We all, as individuals, want our voices to be heard in our homes and communities. However, lack of empowerment leaves many women vulnerable to decisions made for them and to social norms which condone practices that have a negative affect on women and girls. In surveys of women across 54 countries, 43% say they have experienced domestic violence, 42% lack control over household resources, and 51% were married as children. Around 13% of women experience all three of these deprivations together, and this number rises along with poverty.

The poorer the woman the more likely it is that more than one of these deprivations affect her. The same study shows that in Niger, one of the poorest countries in the world, almost half of all women experience all three of these deprivations while virtually all women in Niger felt that they suffered from at least one of domestic violence, lack of control over household resources or child marriage. The numbers speak for themselves: women in poor countries, especially uneducated women, have little say over their lives.

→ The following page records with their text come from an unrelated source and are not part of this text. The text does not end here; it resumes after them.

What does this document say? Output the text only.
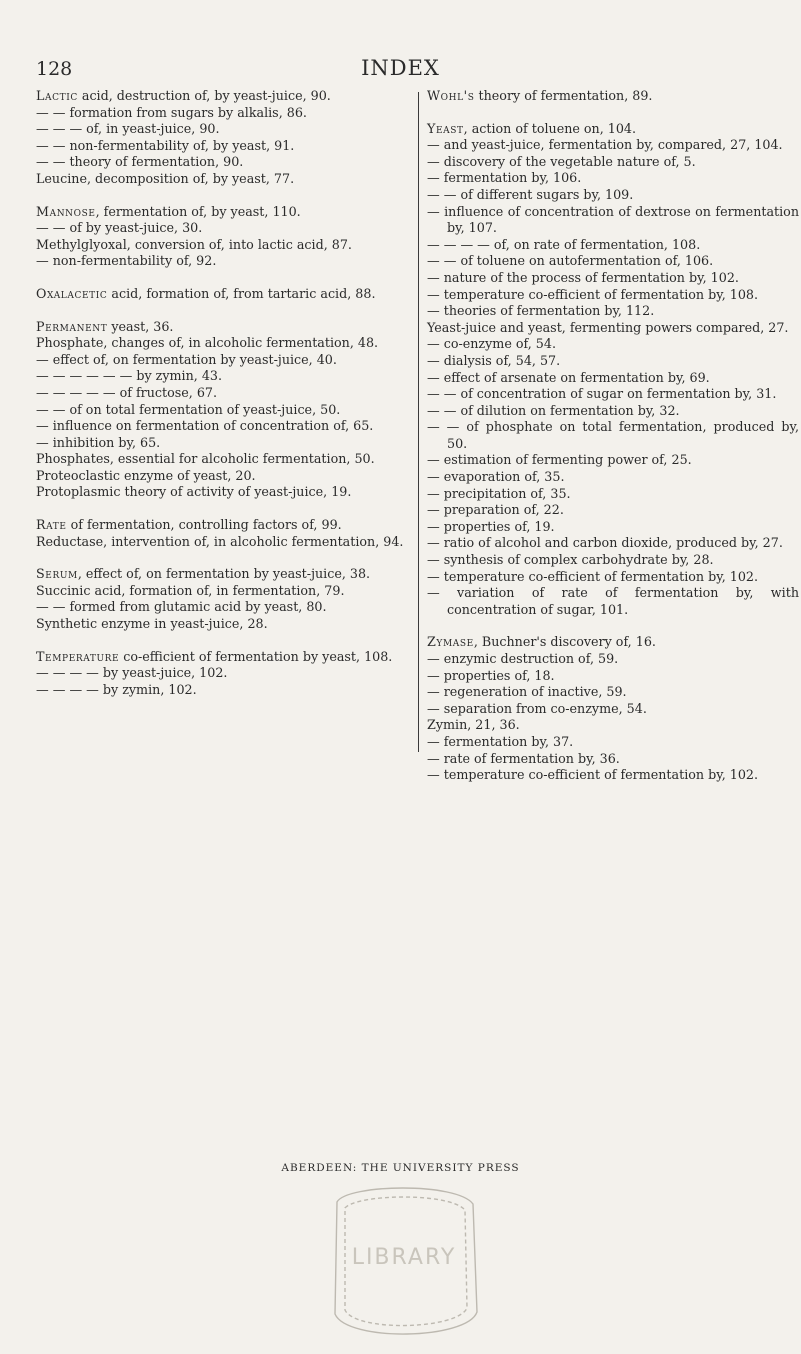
128	INDEX
Lactic acid, destruction of, by yeast-juice, 90.
— — formation from sugars by alkalis, 86.
— — — of, in yeast-juice, 90.
— — non-fermentability of, by yeast, 91.
— — theory of fermentation, 90.
Leucine, decomposition of, by yeast, 77.
Mannose, fermentation of, by yeast, 110.
— — of by yeast-juice, 30.
Methylglyoxal, conversion of, into lactic acid, 87.
— non-fermentability of, 92.
Oxalacetic acid, formation of, from tartaric acid, 88.
Permanent yeast, 36.
Phosphate, changes of, in alcoholic fermentation, 48.
— effect of, on fermentation by yeast-juice, 40.
— — — — — — by zymin, 43.
— — — — — of fructose, 67.
— — of on total fermentation of yeast-juice, 50.
— influence on fermentation of concentration of, 65.
— inhibition by, 65.
Phosphates, essential for alcoholic fermentation, 50.
Proteoclastic enzyme of yeast, 20.
Protoplasmic theory of activity of yeast-juice, 19.
Rate of fermentation, controlling factors of, 99.
Reductase, intervention of, in alcoholic fermentation, 94.
Serum, effect of, on fermentation by yeast-juice, 38.
Succinic acid, formation of, in fermentation, 79.
— — formed from glutamic acid by yeast, 80.
Synthetic enzyme in yeast-juice, 28.
Temperature co-efficient of fermentation by yeast, 108.
— — — — by yeast-juice, 102.
— — — — by zymin, 102.
Wohl's theory of fermentation, 89.
Yeast, action of toluene on, 104.
— and yeast-juice, fermentation by, compared, 27, 104.
— discovery of the vegetable nature of, 5.
— fermentation by, 106.
— — of different sugars by, 109.
— influence of concentration of dextrose on fermentation by, 107.
— — — — of, on rate of fermentation, 108.
— — of toluene on autofermentation of, 106.
— nature of the process of fermentation by, 102.
— temperature co-efficient of fermentation by, 108.
— theories of fermentation by, 112.
Yeast-juice and yeast, fermenting powers compared, 27.
— co-enzyme of, 54.
— dialysis of, 54, 57.
— effect of arsenate on fermentation by, 69.
— — of concentration of sugar on fermentation by, 31.
— — of dilution on fermentation by, 32.
— — of phosphate on total fermentation, produced by, 50.
— estimation of fermenting power of, 25.
— evaporation of, 35.
— precipitation of, 35.
— preparation of, 22.
— properties of, 19.
— ratio of alcohol and carbon dioxide, produced by, 27.
— synthesis of complex carbohydrate by, 28.
— temperature co-efficient of fermentation by, 102.
— variation of rate of fermentation by, with concentration of sugar, 101.
Zymase, Buchner's discovery of, 16.
— enzymic destruction of, 59.
— properties of, 18.
— regeneration of inactive, 59.
— separation from co-enzyme, 54.
Zymin, 21, 36.
— fermentation by, 37.
— rate of fermentation by, 36.
— temperature co-efficient of fermentation by, 102.
ABERDEEN: THE UNIVERSITY PRESS
LIBRARY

We invite you to watch the full video of the panel discussion with Hillary Clinton, former US Secretary of State, Dr. Jim Yong Kim, President of the World Bank Group, Phumzile Miambo-Ngcuka, Executive Director of UN Women, and Jeni Klugman, Director of Gender & Development at the World Bank Group. They reflect on the main issues relating to empowerment, cultural norms and what we can do to break the cycle of excluding women from full participation in their household and in their communities. You can also watch a shorter version here:

In discussing the report, the high level panelists focus on the importance of legislating changes to social norms to de-legitimizing negative behaviours. A new legal framework can also bring old practices into modern public consciousness. Just because something “has always been done” does not mean that it is right. Secretary Clinton notes that regressive norms often “cannot bear the light of day” and are carried on behind closed doors.

Engaging men and boys in the process of changing social norms is a key step to de-legitimizing the practices. To this end, UN Women has created the “He for She” campaign, to involve men to generate discussion on what can be done.

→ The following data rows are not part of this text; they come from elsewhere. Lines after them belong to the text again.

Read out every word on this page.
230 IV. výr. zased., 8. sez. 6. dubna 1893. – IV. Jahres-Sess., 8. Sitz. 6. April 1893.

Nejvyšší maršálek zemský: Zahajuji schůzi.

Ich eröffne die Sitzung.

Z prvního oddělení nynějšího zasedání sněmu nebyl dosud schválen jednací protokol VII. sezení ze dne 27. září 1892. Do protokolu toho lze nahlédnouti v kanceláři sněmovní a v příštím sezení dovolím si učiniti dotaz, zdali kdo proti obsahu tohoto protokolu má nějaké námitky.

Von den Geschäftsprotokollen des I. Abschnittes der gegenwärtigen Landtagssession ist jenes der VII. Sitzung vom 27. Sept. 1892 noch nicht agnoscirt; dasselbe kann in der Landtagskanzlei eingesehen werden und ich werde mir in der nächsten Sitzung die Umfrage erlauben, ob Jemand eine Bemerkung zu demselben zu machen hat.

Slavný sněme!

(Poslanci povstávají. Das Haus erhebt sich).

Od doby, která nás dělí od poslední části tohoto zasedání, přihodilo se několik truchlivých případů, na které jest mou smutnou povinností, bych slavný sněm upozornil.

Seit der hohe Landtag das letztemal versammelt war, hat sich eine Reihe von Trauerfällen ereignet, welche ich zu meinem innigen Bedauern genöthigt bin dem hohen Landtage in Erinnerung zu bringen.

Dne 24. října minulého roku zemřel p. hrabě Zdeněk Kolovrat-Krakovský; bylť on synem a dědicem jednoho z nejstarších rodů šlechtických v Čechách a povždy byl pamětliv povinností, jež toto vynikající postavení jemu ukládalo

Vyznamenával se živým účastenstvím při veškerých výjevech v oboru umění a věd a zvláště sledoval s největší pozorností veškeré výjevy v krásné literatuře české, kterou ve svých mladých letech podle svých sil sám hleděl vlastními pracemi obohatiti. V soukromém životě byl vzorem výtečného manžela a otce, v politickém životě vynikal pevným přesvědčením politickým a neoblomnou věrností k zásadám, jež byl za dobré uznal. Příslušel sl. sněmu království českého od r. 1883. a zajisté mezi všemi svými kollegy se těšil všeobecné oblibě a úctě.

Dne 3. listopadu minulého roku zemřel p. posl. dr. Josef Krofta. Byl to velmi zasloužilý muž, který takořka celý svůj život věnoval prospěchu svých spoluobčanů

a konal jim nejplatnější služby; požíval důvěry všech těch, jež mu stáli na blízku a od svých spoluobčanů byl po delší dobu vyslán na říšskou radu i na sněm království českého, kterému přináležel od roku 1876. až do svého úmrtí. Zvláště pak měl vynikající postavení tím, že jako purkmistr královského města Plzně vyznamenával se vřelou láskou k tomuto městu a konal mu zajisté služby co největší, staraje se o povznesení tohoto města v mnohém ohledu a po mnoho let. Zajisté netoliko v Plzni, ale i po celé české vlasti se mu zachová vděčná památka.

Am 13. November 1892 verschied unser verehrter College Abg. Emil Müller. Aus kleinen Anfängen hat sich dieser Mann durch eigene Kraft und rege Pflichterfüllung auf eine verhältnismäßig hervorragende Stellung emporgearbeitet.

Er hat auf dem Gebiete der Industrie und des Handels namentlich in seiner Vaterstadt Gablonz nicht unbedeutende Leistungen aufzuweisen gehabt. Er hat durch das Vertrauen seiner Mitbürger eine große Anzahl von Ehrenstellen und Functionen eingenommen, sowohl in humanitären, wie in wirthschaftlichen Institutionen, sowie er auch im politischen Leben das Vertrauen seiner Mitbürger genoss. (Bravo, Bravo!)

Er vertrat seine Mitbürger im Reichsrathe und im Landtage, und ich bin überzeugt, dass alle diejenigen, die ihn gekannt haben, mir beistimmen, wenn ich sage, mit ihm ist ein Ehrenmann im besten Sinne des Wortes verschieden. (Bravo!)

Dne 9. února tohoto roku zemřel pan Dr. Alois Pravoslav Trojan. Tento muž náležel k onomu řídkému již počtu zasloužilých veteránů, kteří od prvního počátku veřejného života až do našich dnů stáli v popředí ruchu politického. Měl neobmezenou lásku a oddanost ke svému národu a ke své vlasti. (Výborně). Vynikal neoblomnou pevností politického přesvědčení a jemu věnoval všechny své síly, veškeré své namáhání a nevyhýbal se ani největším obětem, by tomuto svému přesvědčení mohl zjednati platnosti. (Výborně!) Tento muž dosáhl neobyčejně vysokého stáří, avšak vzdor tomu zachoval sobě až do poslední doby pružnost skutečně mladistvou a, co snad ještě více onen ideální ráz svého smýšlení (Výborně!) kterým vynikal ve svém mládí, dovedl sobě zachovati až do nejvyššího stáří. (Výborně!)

Reaching out to government leaders will be an important part of tackling inequalities. As Secretary Clinton points out, many leaders of poor nations have broken social norms within their own families and are proud of their daughters’ accomplishments and University studies abroad. The trick will be to get them to translate that feeling to all the daughters in their country.

In each section of the report, the overriding consensus is that education is the most critical aspect to reducing domestic violence, child marriage and women’s lack of economic independence. Data show that 90% women with just a primary education or less suffer from at least one of these three. That sinks to 18% of women who have completed high school.

It’s also important to remember that, as Phumizile Miambo-Ngcuka states, the quality of education is just as important as access. To this end, teacher training, curriculum and the minister of education are all crucial aspects of providing quality education. Education should help to make a girl feel that she has the ability to go out there and compete with the boys for the jobs; it is the teachers role to help instill that ethos into the students.

There is a lot of work to be done to improve the conditions for women and girls around the world. All the panelists, however, see the glass as half full, and while we have made progress already, they have the confidence that future will be brighter and that women will be given a stronger voice.